Например, при Сталине лунатиков сажали. Был даже довольно гуманный закон: сын лунатика не отвечает за отца-лунатика, если при этом сам не впадает в лунатизм.
Я знал одного лунатика, который сидел в лагерях. Там он неоднократно пытался в лунную ночь добраться до вышки часового. Но часовой его не убивал, потому что заранее знал о его лунатизме. Он просто легким выстрелом над головой будил его.
После смерти Сталина его отпустили, но дружески предложили кончать с лунатизмом. Прощаясь с ним, начальник лагеря горестно сказал:
– Вот такие, как ты, переутомили партию. И что из этого получилось?
Далеко же смотрел начальник лагеря!
Обвинение моего знакомого лунатика, если память мне не изменяет, звучало так: за попытку нелегального воздушного перехода границы, научная несостоятельность которой не может смягчить преступность самого замысла.

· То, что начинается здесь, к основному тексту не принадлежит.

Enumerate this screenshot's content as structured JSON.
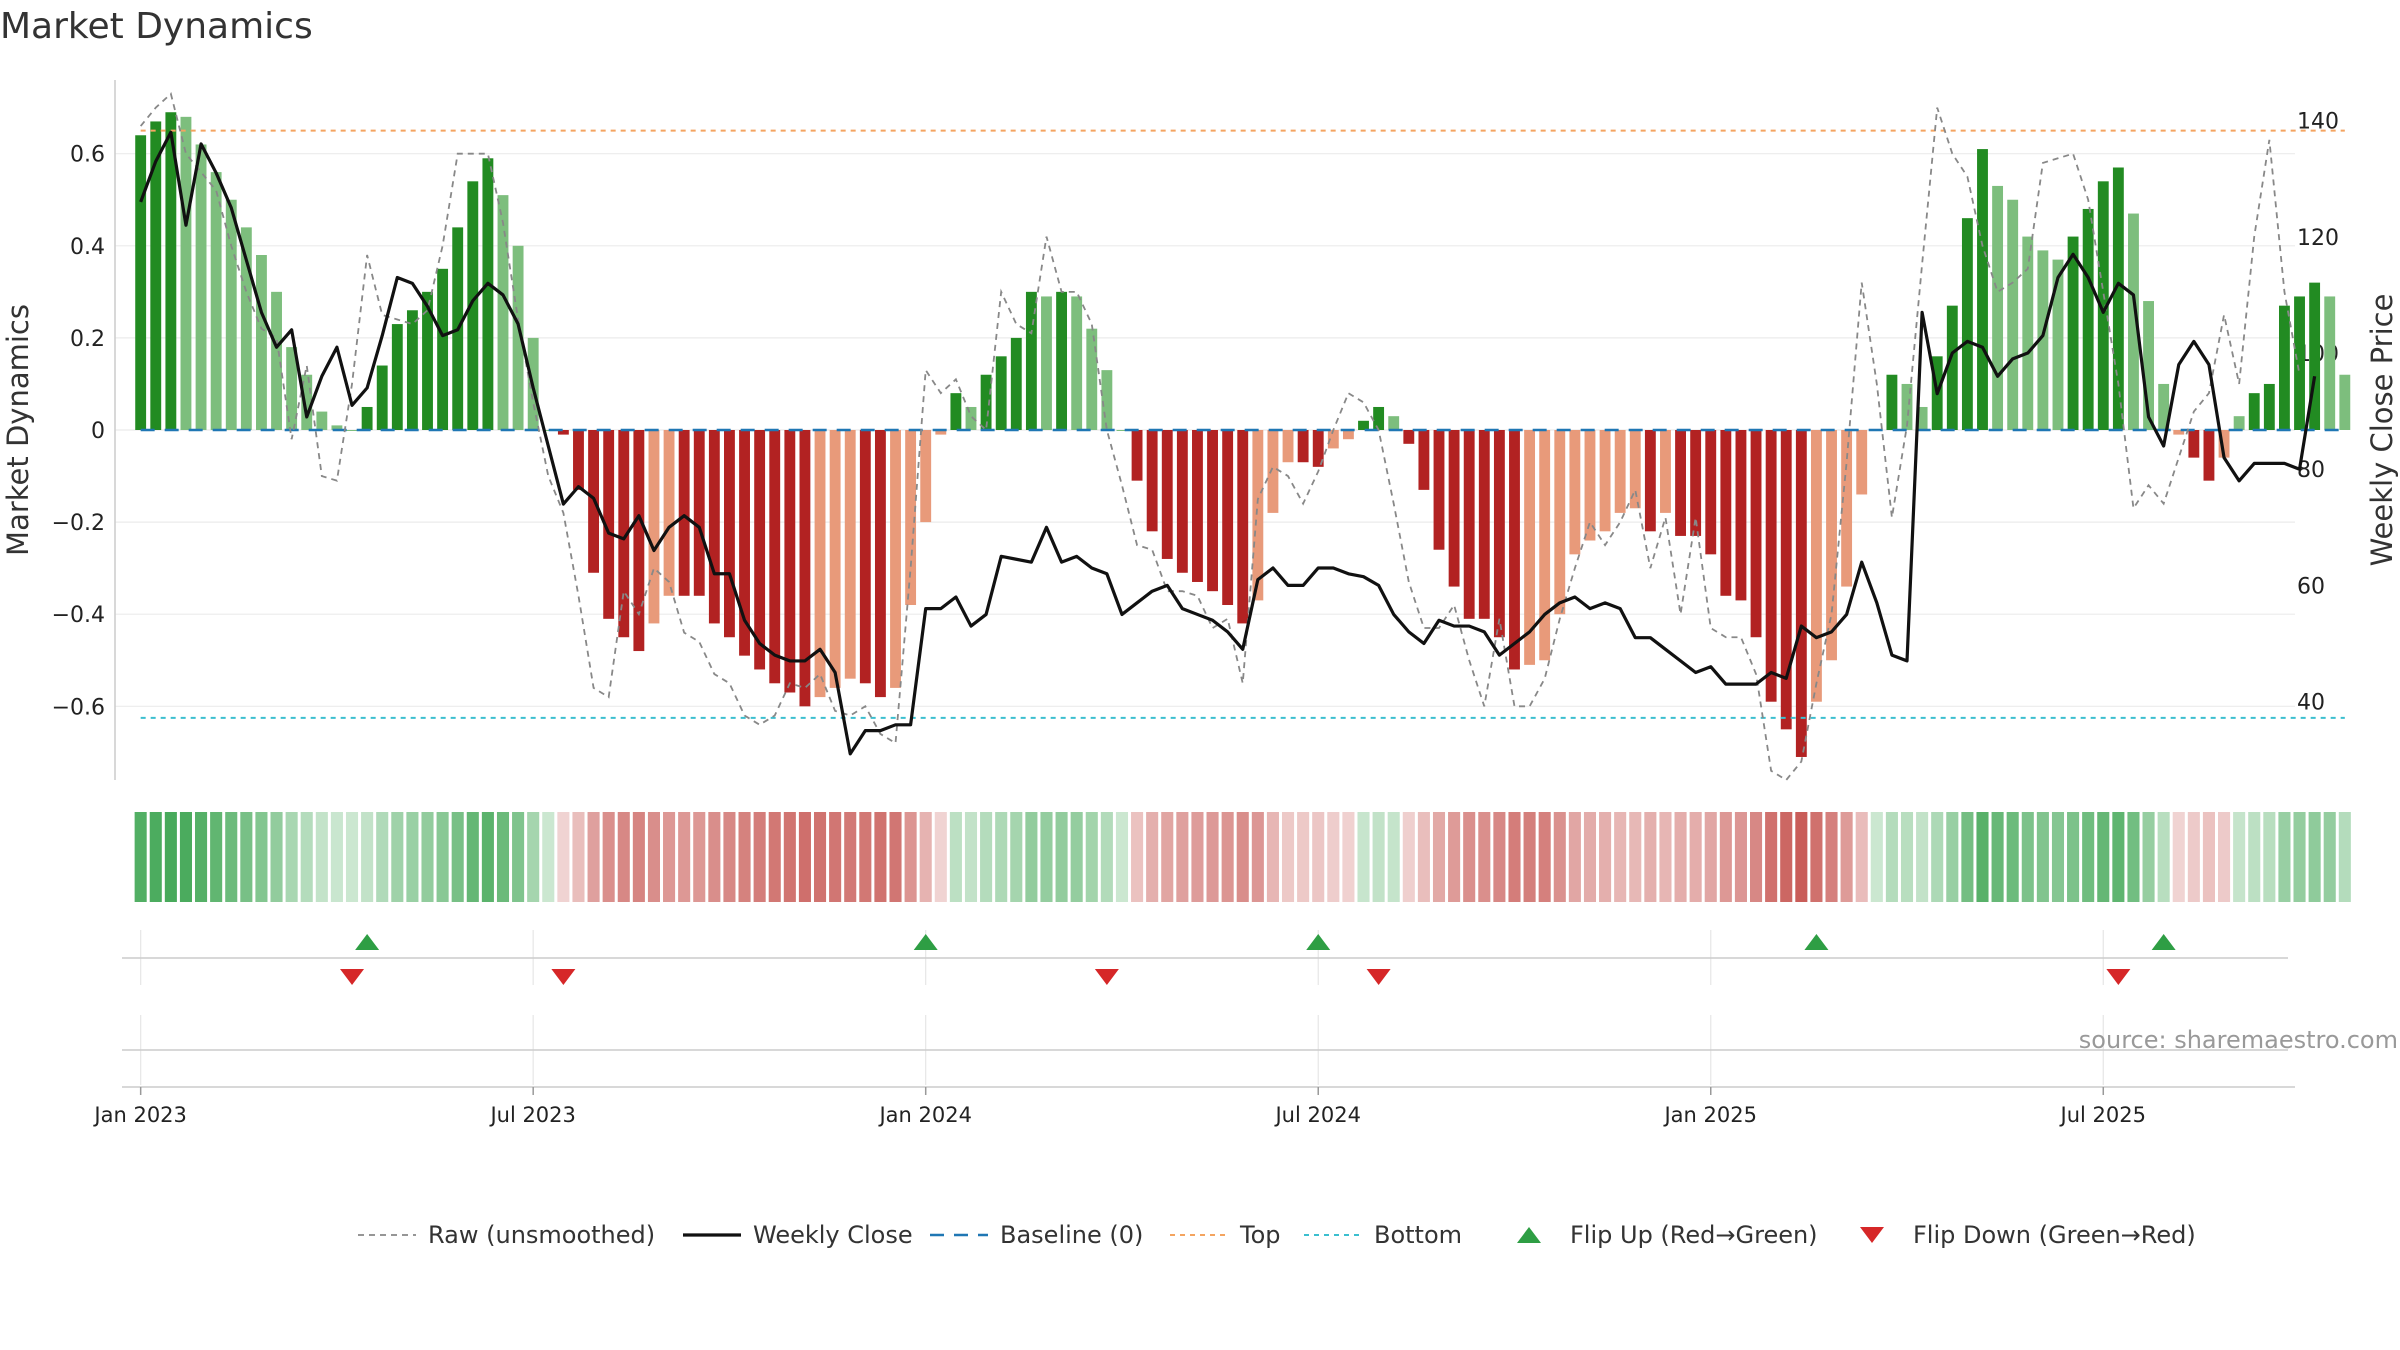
{
  "page_title": "Market Dynamics",
  "source_text": "source: sharemaestro.com",
  "colors": {
    "green_strong": "#228B22",
    "green_light": "#7DBE7D",
    "red_strong": "#B22222",
    "red_light": "#E89A7A",
    "raw": "#888888",
    "close": "#111111",
    "baseline": "#1F77B4",
    "top": "#F4A460",
    "bottom": "#3BBFCF",
    "flip_up": "#2E9E44",
    "flip_down": "#D62728"
  },
  "chart_data": {
    "type": "bar",
    "title": "Market Dynamics",
    "ylabel": "Market Dynamics",
    "y2label": "Weekly Close Price",
    "ylim": [
      -0.76,
      0.76
    ],
    "y2lim": [
      26.5,
      147
    ],
    "xlim": [
      -1.7,
      142.7
    ],
    "yticks": [
      0.6,
      0.4,
      0.2,
      0,
      -0.2,
      -0.4,
      -0.6
    ],
    "ytick_labels": [
      "0.6",
      "0.4",
      "0.2",
      "0",
      "−0.2",
      "−0.4",
      "−0.6"
    ],
    "y2ticks": [
      140,
      120,
      100,
      80,
      60,
      40
    ],
    "x_tick_weeks": [
      0,
      26,
      52,
      78,
      104,
      130
    ],
    "x_tick_labels": [
      "Jan 2023",
      "Jul 2023",
      "Jan 2024",
      "Jul 2024",
      "Jan 2025",
      "Jul 2025"
    ],
    "top_level": 0.65,
    "bottom_level": -0.625,
    "baseline": 0,
    "series": [
      {
        "name": "Market Dynamics",
        "type": "bar",
        "values": [
          0.64,
          0.67,
          0.69,
          0.68,
          0.62,
          0.56,
          0.5,
          0.44,
          0.38,
          0.3,
          0.18,
          0.12,
          0.04,
          0.01,
          0,
          0.05,
          0.14,
          0.23,
          0.26,
          0.3,
          0.35,
          0.44,
          0.54,
          0.59,
          0.51,
          0.4,
          0.2,
          0,
          -0.01,
          -0.13,
          -0.31,
          -0.41,
          -0.45,
          -0.48,
          -0.42,
          -0.36,
          -0.36,
          -0.36,
          -0.42,
          -0.45,
          -0.49,
          -0.52,
          -0.55,
          -0.57,
          -0.6,
          -0.58,
          -0.56,
          -0.54,
          -0.55,
          -0.58,
          -0.56,
          -0.38,
          -0.2,
          -0.01,
          0.08,
          0.05,
          0.12,
          0.16,
          0.2,
          0.3,
          0.29,
          0.3,
          0.29,
          0.22,
          0.13,
          0,
          -0.11,
          -0.22,
          -0.28,
          -0.31,
          -0.33,
          -0.35,
          -0.38,
          -0.42,
          -0.37,
          -0.18,
          -0.07,
          -0.07,
          -0.08,
          -0.04,
          -0.02,
          0.02,
          0.05,
          0.03,
          -0.03,
          -0.13,
          -0.26,
          -0.34,
          -0.41,
          -0.41,
          -0.45,
          -0.52,
          -0.51,
          -0.5,
          -0.4,
          -0.27,
          -0.24,
          -0.22,
          -0.18,
          -0.17,
          -0.22,
          -0.18,
          -0.23,
          -0.23,
          -0.27,
          -0.36,
          -0.37,
          -0.45,
          -0.59,
          -0.65,
          -0.71,
          -0.59,
          -0.5,
          -0.34,
          -0.14,
          0,
          0.12,
          0.1,
          0.05,
          0.16,
          0.27,
          0.46,
          0.61,
          0.53,
          0.5,
          0.42,
          0.39,
          0.37,
          0.42,
          0.48,
          0.54,
          0.57,
          0.47,
          0.28,
          0.1,
          -0.01,
          -0.06,
          -0.11,
          -0.06,
          0.03,
          0.08,
          0.1,
          0.27,
          0.29,
          0.32,
          0.29,
          0.12
        ]
      },
      {
        "name": "Raw (unsmoothed)",
        "type": "line",
        "values": [
          0.66,
          0.7,
          0.73,
          0.6,
          0.56,
          0.52,
          0.4,
          0.3,
          0.22,
          0.2,
          -0.02,
          0.14,
          -0.1,
          -0.11,
          0.1,
          0.38,
          0.25,
          0.24,
          0.23,
          0.26,
          0.4,
          0.6,
          0.6,
          0.6,
          0.45,
          0.24,
          0.06,
          -0.1,
          -0.18,
          -0.36,
          -0.56,
          -0.58,
          -0.35,
          -0.4,
          -0.3,
          -0.33,
          -0.44,
          -0.46,
          -0.53,
          -0.55,
          -0.62,
          -0.64,
          -0.62,
          -0.55,
          -0.56,
          -0.53,
          -0.61,
          -0.62,
          -0.6,
          -0.66,
          -0.68,
          -0.3,
          0.13,
          0.08,
          0.11,
          0.03,
          0.0,
          0.3,
          0.23,
          0.21,
          0.42,
          0.3,
          0.3,
          0.23,
          0.0,
          -0.12,
          -0.25,
          -0.26,
          -0.35,
          -0.35,
          -0.36,
          -0.43,
          -0.41,
          -0.55,
          -0.15,
          -0.08,
          -0.1,
          -0.16,
          -0.09,
          0.0,
          0.08,
          0.06,
          0.0,
          -0.16,
          -0.33,
          -0.43,
          -0.43,
          -0.38,
          -0.5,
          -0.6,
          -0.41,
          -0.6,
          -0.6,
          -0.54,
          -0.41,
          -0.3,
          -0.2,
          -0.25,
          -0.2,
          -0.13,
          -0.3,
          -0.19,
          -0.4,
          -0.19,
          -0.43,
          -0.45,
          -0.45,
          -0.53,
          -0.74,
          -0.76,
          -0.72,
          -0.55,
          -0.4,
          -0.07,
          0.32,
          0.1,
          -0.19,
          0.01,
          0.36,
          0.7,
          0.6,
          0.55,
          0.4,
          0.3,
          0.32,
          0.35,
          0.58,
          0.59,
          0.6,
          0.5,
          0.3,
          0.1,
          -0.17,
          -0.12,
          -0.16,
          -0.06,
          0.04,
          0.08,
          0.25,
          0.1,
          0.42,
          0.63,
          0.3,
          0.12
        ]
      },
      {
        "name": "Weekly Close",
        "type": "line",
        "axis": "right",
        "values": [
          126,
          133,
          138,
          122,
          136,
          131,
          125,
          116,
          107,
          101,
          104,
          89,
          96,
          101,
          91,
          94,
          103,
          113,
          112,
          108,
          103,
          104,
          109,
          112,
          110,
          105,
          94,
          84,
          74,
          77,
          75,
          69,
          68,
          72,
          66,
          70,
          72,
          70,
          62,
          62,
          54,
          50,
          48,
          47,
          47,
          49,
          45,
          31,
          35,
          35,
          36,
          36,
          56,
          56,
          58,
          53,
          55,
          65,
          64.5,
          64,
          70,
          64,
          65,
          63,
          62,
          55,
          57,
          59,
          60,
          56,
          55,
          54,
          52,
          49,
          61,
          63,
          60,
          60,
          63,
          63,
          62,
          61.5,
          60,
          55,
          52,
          50,
          54,
          53,
          53,
          52,
          48,
          50,
          52,
          55,
          57,
          58,
          56,
          57,
          56,
          51,
          51,
          49,
          47,
          45,
          46,
          43,
          43,
          43,
          45,
          44,
          53,
          51,
          52,
          55,
          64,
          57,
          48,
          47,
          107,
          93,
          100,
          102,
          101,
          96,
          99,
          100,
          103,
          113,
          117,
          113,
          107,
          112,
          110,
          89,
          84,
          98,
          102,
          98,
          82,
          78,
          81,
          81,
          81,
          80,
          96
        ]
      },
      {
        "name": "Baseline (0)",
        "type": "line"
      },
      {
        "name": "Top",
        "type": "line"
      },
      {
        "name": "Bottom",
        "type": "line"
      },
      {
        "name": "Flip Up (Red→Green)",
        "type": "marker",
        "weeks": [
          15,
          52,
          78,
          111,
          134
        ]
      },
      {
        "name": "Flip Down (Green→Red)",
        "type": "marker",
        "weeks": [
          14,
          28,
          64,
          82,
          131
        ]
      }
    ],
    "legend": {
      "placement": "bottom-center",
      "entries": [
        {
          "label": "Raw (unsmoothed)",
          "style": "raw"
        },
        {
          "label": "Weekly Close",
          "style": "close"
        },
        {
          "label": "Baseline (0)",
          "style": "baseline"
        },
        {
          "label": "Top",
          "style": "top"
        },
        {
          "label": "Bottom",
          "style": "bottom"
        },
        {
          "label": "Flip Up (Red→Green)",
          "style": "flip_up"
        },
        {
          "label": "Flip Down (Green→Red)",
          "style": "flip_down"
        }
      ]
    }
  }
}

Так что все возможно, и потому, пока не поздно, иногда не мешает подурачиться. Кто дурачится? Ум – ребячливо, вприпрыжку сбегающий по лестнице. Между прочим, дурак не может подурачиться, ему неоткуда сбегать. Юмор – стилистическая победа человека над безумием жизни.
…Я уже кончал этот рассказ на даче у друзей, когда жена вместе с хозяйкой дома вернулись с рынка. Вместе с баклажанами они принесли радостную весть: слух о запрете обмена рублей на гривны оказался ложным. Возможно, сами менялы его пустили, чтобы в дальнейшем подпольно менять деньги по более высокому курсу. Я с удовольствием исправляю эту ошибку, из чего читатель легко поймет, что все остальное безусловно точно.
Вот уже полгода моя машинка упорно молчит, как партизанка. Слова из нее не вышибешь. Что случилось? И вдруг я подумал, что Россия потеряла сюжет своего существования, и поэтому я не знаю, о чем писать. И никто не знает, о чем писать. Пишут только те, кто не знает о том, что они не знают, о чем писать.
Впрочем, был у меня хороший сюжет. Но не пишется. По крайней мере, попробую пересказать его. Мы с товарищем поднялись в горы и зашли в чегемские леса, якобы охотиться на крупную дичь. Когда мы входили в лес, старая ворона нехотя, с криком, похожим на оханье, слетела с ветки дуба и тяжело проковыляла по воздуху, опираясь на крылья, как на костыли.